Check the below foods for True Parrot Cichlid Fry:
Diseases of True Parrot Cichlid and how to prevent them
True parrot cichlid can get any common cichlid diseases if not being careful. They are hardy fish but even the strongest fish can get a disease.
Generally, these fish can get swim bladder problems, bloat, internal parasites, and freshwater ich.
Be careful to feed the true parrot cichlid every other day. Don’t overfeed them give them something they can consume in a few minutes. By doing that you can prevent bloat, and maintain a good water quality, which will help to reduce other diseases like ich.
These fish need a large aquarium with great filtration. If you can provide those and maintain the necessary water parameters, then it’s highly unlikely they will get a disease. But you must be careful when adding new members to the tank as they might carry diseases, so always quarantine them for at least 1 to 2 weeks to make sure they are healthy.
Again don’t feed the love fish as it can simply introduce dangerous pathogens into your tank in an instance.

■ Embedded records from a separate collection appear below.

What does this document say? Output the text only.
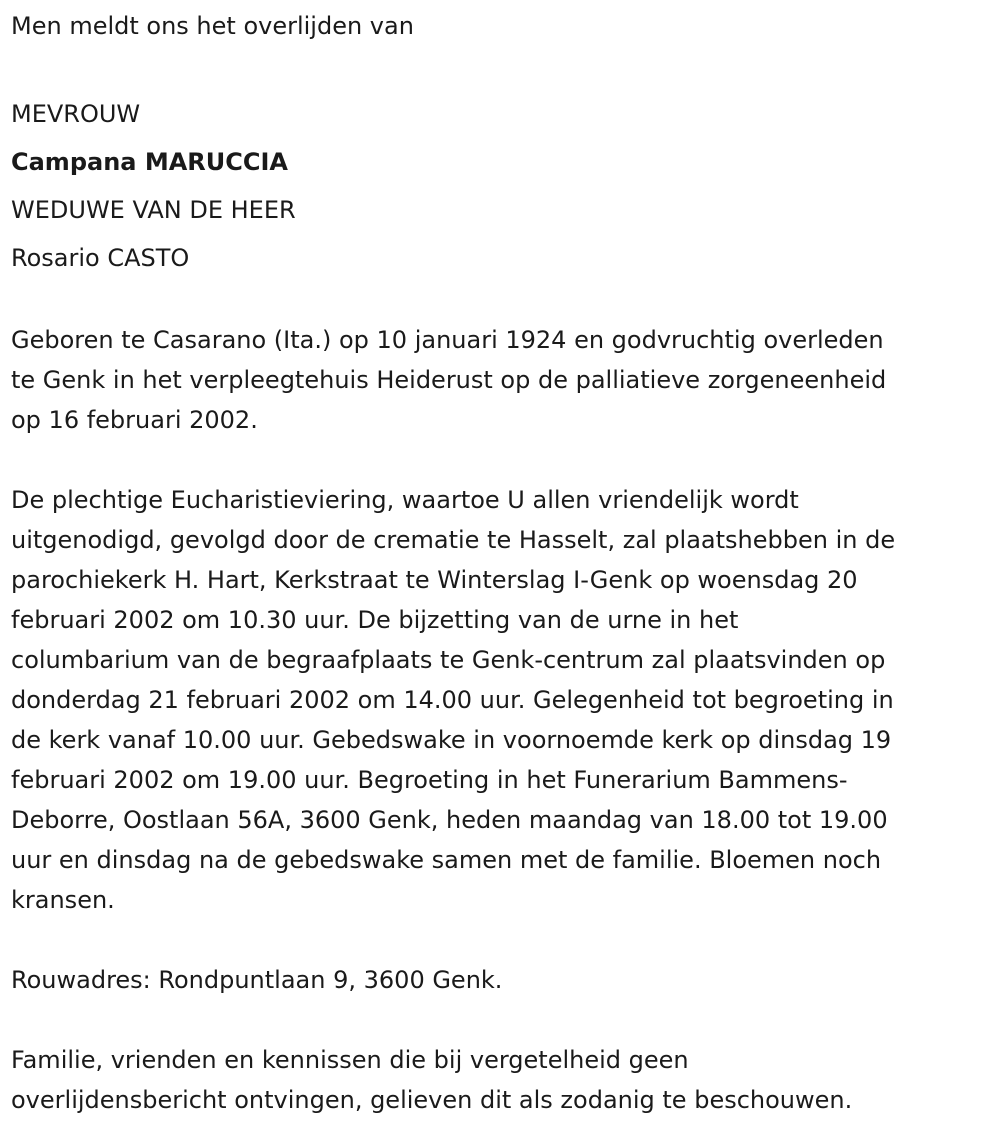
Men meldt ons het overlijden van

MEVROUW

Campana MARUCCIA

WEDUWE VAN DE HEER

Rosario CASTO

Geboren te Casarano (Ita.) op 10 januari 1924 en godvruchtig overleden

te Genk in het verpleegtehuis Heiderust op de palliatieve zorgeneenheid

op 16 februari 2002.

De plechtige Eucharistieviering, waartoe U allen vriendelijk wordt

uitgenodigd, gevolgd door de crematie te Hasselt, zal plaatshebben in de

parochiekerk H. Hart, Kerkstraat te Winterslag I-Genk op woensdag 20

februari 2002 om 10.30 uur. De bijzetting van de urne in het

columbarium van de begraafplaats te Genk-centrum zal plaatsvinden op

donderdag 21 februari 2002 om 14.00 uur. Gelegenheid tot begroeting in

de kerk vanaf 10.00 uur. Gebedswake in voornoemde kerk op dinsdag 19

februari 2002 om 19.00 uur. Begroeting in het Funerarium Bammens-

Deborre, Oostlaan 56A, 3600 Genk, heden maandag van 18.00 tot 19.00

uur en dinsdag na de gebedswake samen met de familie. Bloemen noch

kransen.

Rouwadres: Rondpuntlaan 9, 3600 Genk.

Familie, vrienden en kennissen die bij vergetelheid geen

overlijdensbericht ontvingen, gelieven dit als zodanig te beschouwen.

True parrot cichlid is a large predatory fish by our general aquarium standards. It’s indeed an interesting-looking fish that can qualify as a centerpiece of an aquarium. They need big spaces, good filtration, and natural habitat to thrive and to become stress-free. Given these requirements and a mixed diet consisting of a high amount of proteins, you can enjoy a healthy and active fish. if you want other fish with true parrotfish, make sure to choose ones with similar body sizes or more as they can predate on smaller fish. And you shouldn’t ever put smaller invertebrates with these fish unless you want to lose them!